I’ve been trying to solve this for months now and I don’t have any choice but to restart my entire project in Unity, salvaging what little code I could. Ever since I installed 4.26 none of my projects work. No previous or current version will compile any C++ code within any folders. Always gives me this error code;
C:\Project Files\UE4\ExampleProj\Source\ExampleProj\Actors\ExamplePawn.cpp(4): fatal error C1083: Cannot open include file: ‘Actors/ExamplePawn.h’: No such file or directory
Code compiles perfectly fine when not inside any sub-folders. For example ExampleProj\ExamplePawn.cpp would compile fine, but ExampleProj\Actors\ExamplePawn.cpp will not.
I’ve uninstalled Windows and that didn’t work. I’ve uninstalled VS 2019 and that didn’t work. I uninstalled UE4 and that didn’t work. I have no other ideas than buy a new PC and hope, or just stop using UE4.
After resetting Windows the error only happened on 4.26, before it was on any version. Setting bLegacyPublicIncludePaths = true
fixed the issue. Is it bad practice to include code outside Public / Private paths?

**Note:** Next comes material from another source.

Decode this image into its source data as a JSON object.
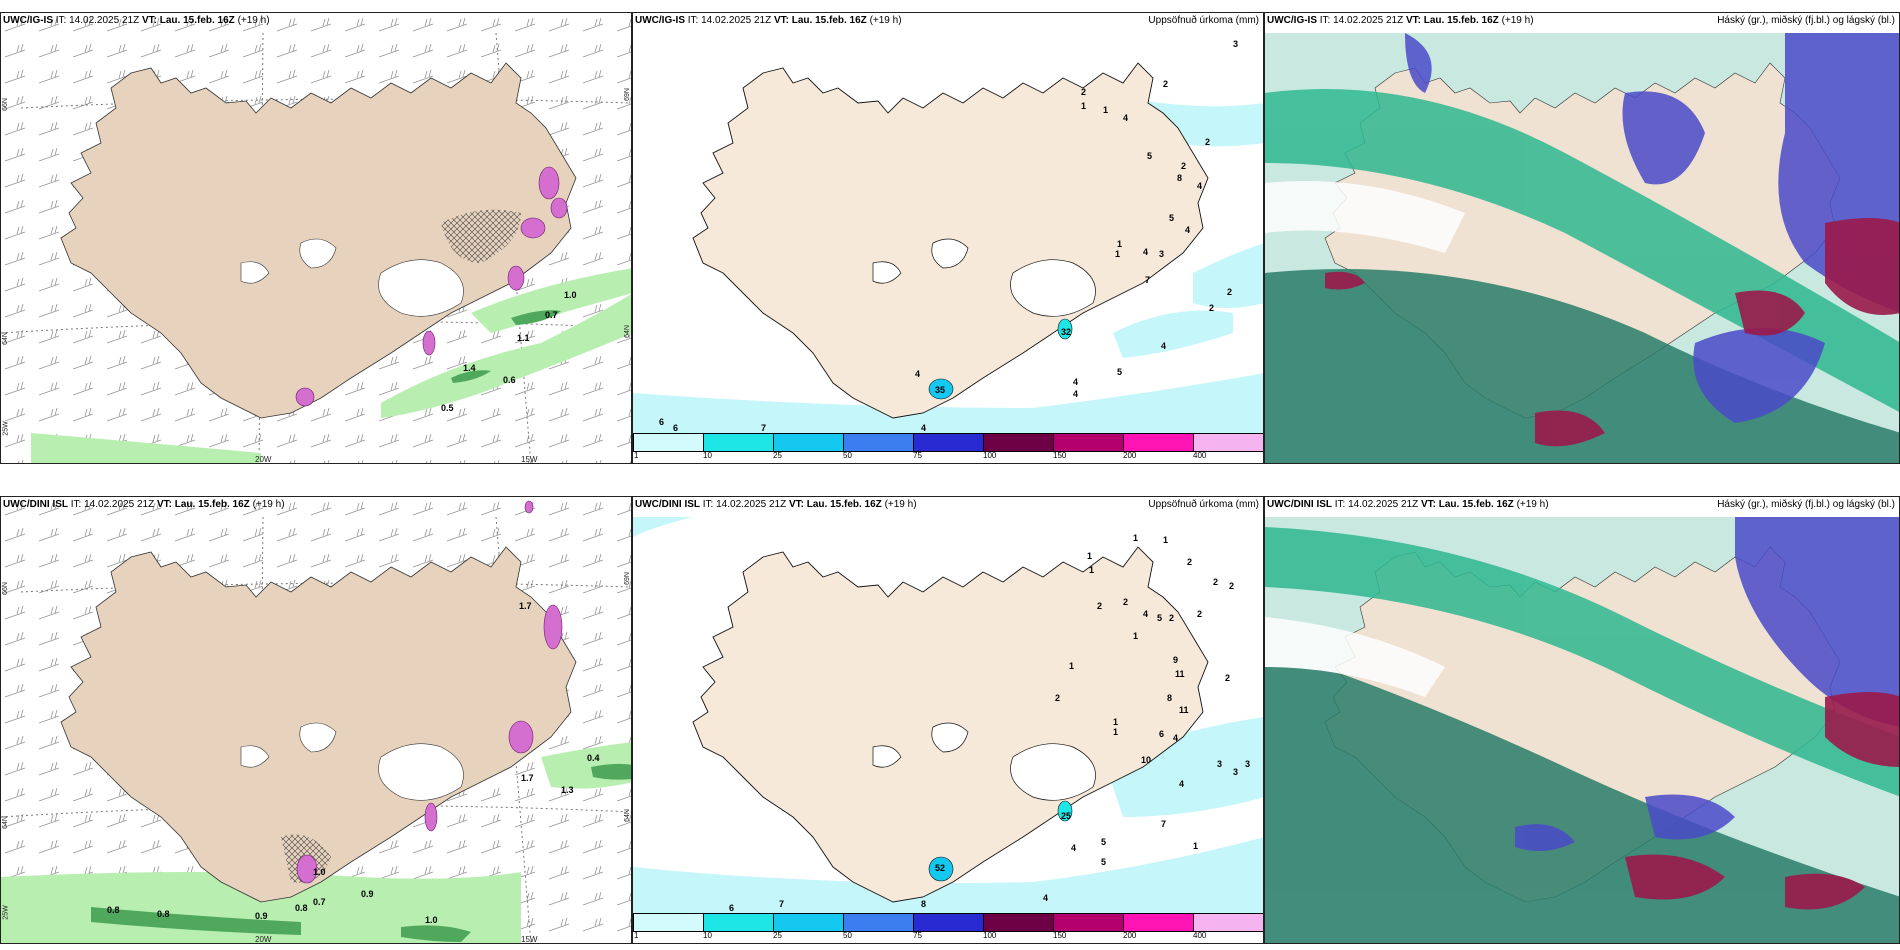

Oh okay. Thanks! I tried extending the include path first (as that’s the line the error sites, obviously) but it didn’t change anything. Tried ExampleProj/Actors/… , with the full folder path, and with various other configurations. None helped.
When bLegacyPublicIncludePaths = false, UE omits subfolders from public include paths to reduce compiler command line length. The main impact that I have seen from it is that, when false, you need to specify the path more explicitly, which is why I suggested trying #include "ExampleProj/...
before changing this.
With the setting turned on, you may run into issues with the compiler command line being too long (which was my issue and how I found out about this), but it defaulted to true in 4.24 and previous versions, so I think it is mostly an option for you to decide, not better or worse practice one way or the other.